As palavras e metáforas
são às vezes minhas
rimadas de íntimos
cansaços.

As flores do Índico
são nossas
pétalas do mar
insubmissas...


Calane da Silva

Pedra perene

(Vida)



Na pedra
finge-se
um silêncio
inquieto.

Aglutinados
somos pó e fantasia
luz e sonhos
palpitando loucuras.

Somos vida.

Calane da Silva

31.1.08

Rôsinha



Rôsinha
eu estar chatiado
não ir trabalhar.
Rôsinha
agente aôje vai amar.
- Ouvi quirido
você sabe qui Chiquito
comeu manga verde
tem dor no barriga
agente aôje não vai amar.
Rôsinha
eli não vai chorar!
Eu vai comprar rimédio pra Chiquito
tu vai ver
eli ficar bom
eli ádi bricar.
Tira capulana Rôsinha
agente aôje vai amar!


Calane da Silva


20.1.08

Mukhokweni



Ao Quinho

Mukhokweni
não é lugar de cocos.
Mukhokweni
também tem história
retida na íris
dos meninos da Malanga.
Vivíamos a monte
entre coqeuiros, pamas e piteiras
e tínhamos tudo!
Crianças sempre esfarrapadas
mulheres grávidas todos os anos
xibalos-carregadores
e magaízas endinheirados
que os mabandido por vezes
esfaqueavam.
A polícia também investia
para metralhar corpos
e efectuar prisões
mas em Mukhokweni
sobretudo
vivíamos entregues a nós mesmos.
Vinte e quatro anos são passados
sobre os coqueiros, pamas e piteiras
de Mukhokweni ora urbanizado.
Mas os gritos
pragas e imagens continuaram
doidamente condensados
nos nossos corações já amadurecidos.
Jacinto, Fernanda, Madala
e tu Kadir?
Todos companheiros de infância
que o regime implacável dividiu.
Lembram-se irmãos
dos jogos de futebol no campo da Glória
onde o Zeca
esse loiro traquina
apanhava da mãe para não aprender
a falar landim?
Mas o pau de amoreira
no seu corpo franzino
não o assustava
e lá o tínhamos diariamente
como avançado-centro da nossa equipa.
Não sei o que foi feito dele.
Da Fernanda sei.
Essa menina mulata
de tranças de carapinha
não teve ninguém
por isso há dias sem me reconhecer
quis vender-me amor num quarto qualquer da cidade.
Não me mente
este tempo historiado!
Agora
meninos totalmente diferentes
vivem em Mukhokweni
sem coqueiros, sem pamas e sem piteiras.
Porém
quando passo no lugar
quase sem rancor
choro
milhares de pessoa
que Mukhokweni marcou para sempre!


Calane da Silva


Escritor e ensaísta, Raúl Alves Calane da Silva, nasceu em Lourenço Marques (Maputo) em 1945. Jornalista é hoje docente universitário.
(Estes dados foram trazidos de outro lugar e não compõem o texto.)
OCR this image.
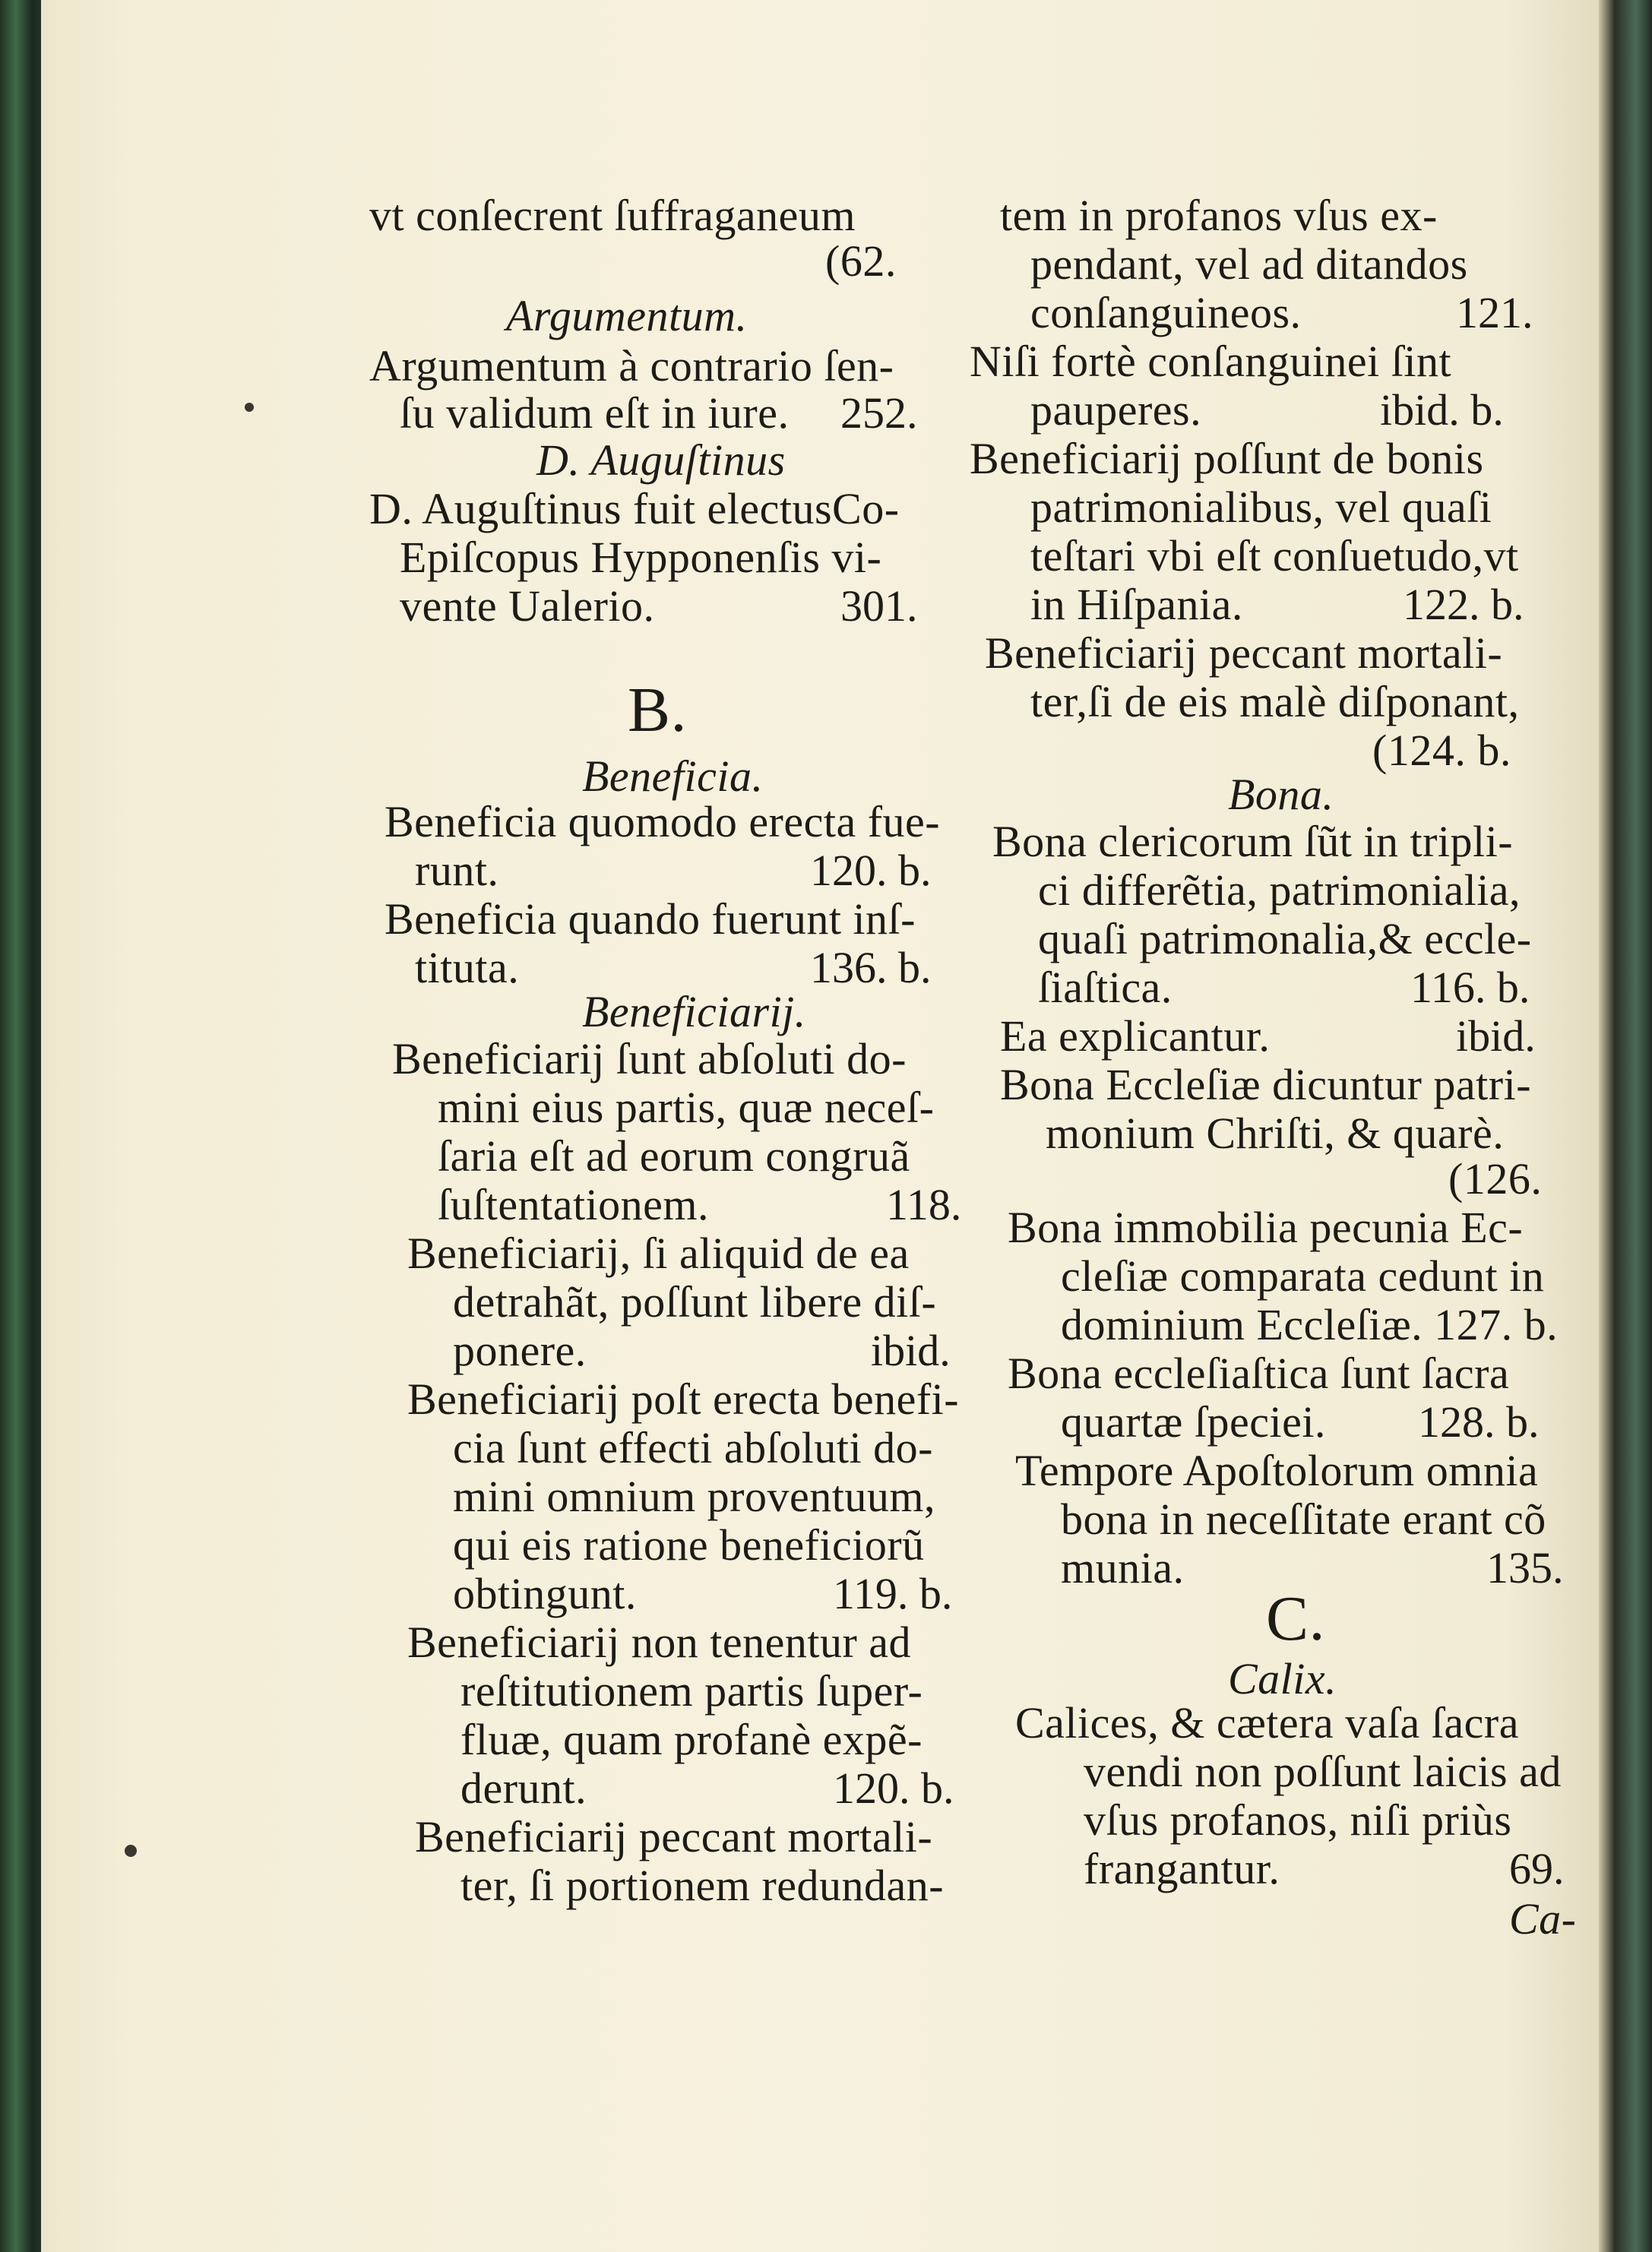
vt conſecrent ſuffraganeum
(62.
Argumentum.
Argumentum à contrario ſen-
ſu validum eſt in iure. 252.
D. Auguſtinus
D. Auguſtinus fuit electusCo-
Epiſcopus Hypponenſis vi-
vente Ualerio.	301.
B.
Beneficia.
Beneficia quomodo erecta fue-
runt.	120. b.
Beneficia quando fuerunt inſ-
tituta.	136. b.
Beneficiarij.
Beneficiarij ſunt abſoluti do-
mini eius partis, quæ neceſ-
ſaria eſt ad eorum congruã
ſuſtentationem.	118.
Beneficiarij, ſi aliquid de ea
detrahãt, poſſunt libere diſ-
ponere.	ibid.
Beneficiarij poſt erecta benefi-
cia ſunt effecti abſoluti do-
mini omnium proventuum,
qui eis ratione beneficiorũ
obtingunt.	119. b.
Beneficiarij non tenentur ad
reſtitutionem partis ſuper-
fluæ, quam profanè expẽ-
derunt.	120. b.
Beneficiarij peccant mortali-
ter, ſi portionem redundan-
tem in profanos vſus ex-
pendant, vel ad ditandos
conſanguineos.	121.
Niſi fortè conſanguinei ſint
pauperes.	ibid. b.
Beneficiarij poſſunt de bonis
patrimonialibus, vel quaſi
teſtari vbi eſt conſuetudo,vt
in Hiſpania.	122. b.
Beneficiarij peccant mortali-
ter,ſi de eis malè diſponant,
(124. b.
Bona.
Bona clericorum ſũt in tripli-
ci differẽtia, patrimonialia,
quaſi patrimonalia,& eccle-
ſiaſtica.	116. b.
Ea explicantur.	ibid.
Bona Eccleſiæ dicuntur patri-
monium Chriſti, & quarè.
(126.
Bona immobilia pecunia Ec-
cleſiæ comparata cedunt in
dominium Eccleſiæ. 127. b.
Bona eccleſiaſtica ſunt ſacra
quartæ ſpeciei. 128. b.
Tempore Apoſtolorum omnia
bona in neceſſitate erant cõ
munia.	135.
C.
Calix.
Calices, & cætera vaſa ſacra
vendi non poſſunt laicis ad
vſus profanos, niſi priùs
frangantur.	69.
Ca-
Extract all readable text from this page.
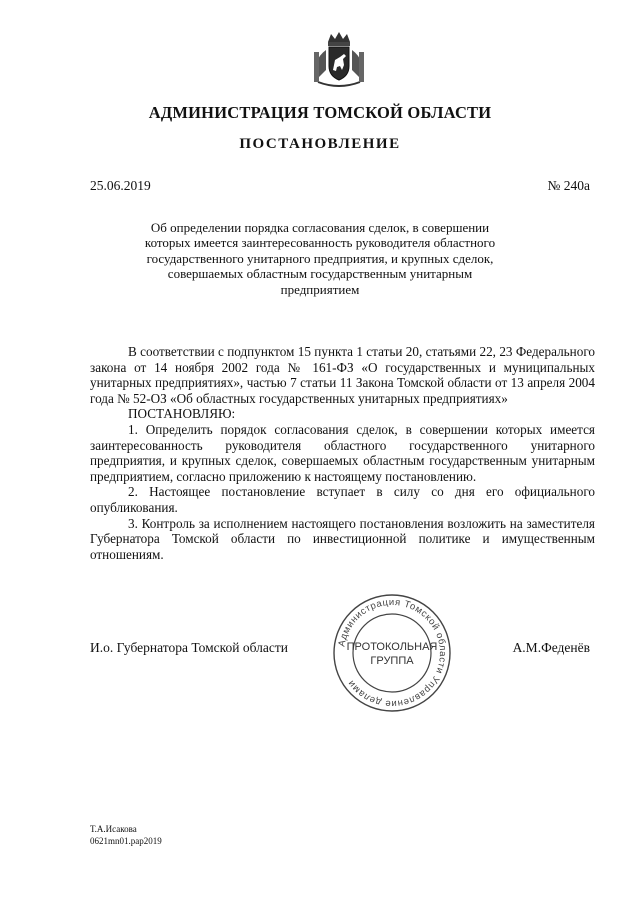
АДМИНИСТРАЦИЯ ТОМСКОЙ ОБЛАСТИ
ПОСТАНОВЛЕНИЕ
25.06.2019	№ 240а
Об определении порядка согласования сделок, в совершении
которых имеется заинтересованность руководителя областного
государственного унитарного предприятия, и крупных сделок,
совершаемых областным государственным унитарным
предприятием

В соответствии с подпунктом 15 пункта 1 статьи 20, статьями 22, 23 Федерального закона от 14 ноября 2002 года № 161-ФЗ «О государственных и муниципальных унитарных предприятиях», частью 7 статьи 11 Закона Томской области от 13 апреля 2004 года № 52-ОЗ «Об областных государственных унитарных предприятиях»

ПОСТАНОВЛЯЮ:

1. Определить порядок согласования сделок, в совершении которых имеется заинтересованность руководителя областного государственного унитарного предприятия, и крупных сделок, совершаемых областным государственным унитарным предприятием, согласно приложению к настоящему постановлению.

2. Настоящее постановление вступает в силу со дня его официального опубликования.

3. Контроль за исполнением настоящего постановления возложить на заместителя Губернатора Томской области по инвестиционной политике и имущественным отношениям.

Администрация Томской области Управление делами
ПРОТОКОЛЬНАЯ
ГРУППА
И.о. Губернатора Томской области	А.М.Феденёв
Т.А.Исакова
0621mn01.pap2019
Coordenou com Gulamo Khan e Luís Patraquim, a Gazeta das artes e Letras da revista Tempo, nos anos 80.
Dos Meninos da Malanga (1982), em poesia, foi o seu livro de estreia, mas seria com Xicandarinha na Lenha do Lume (1988) que a sua personalidade literária se haveria de afirmar.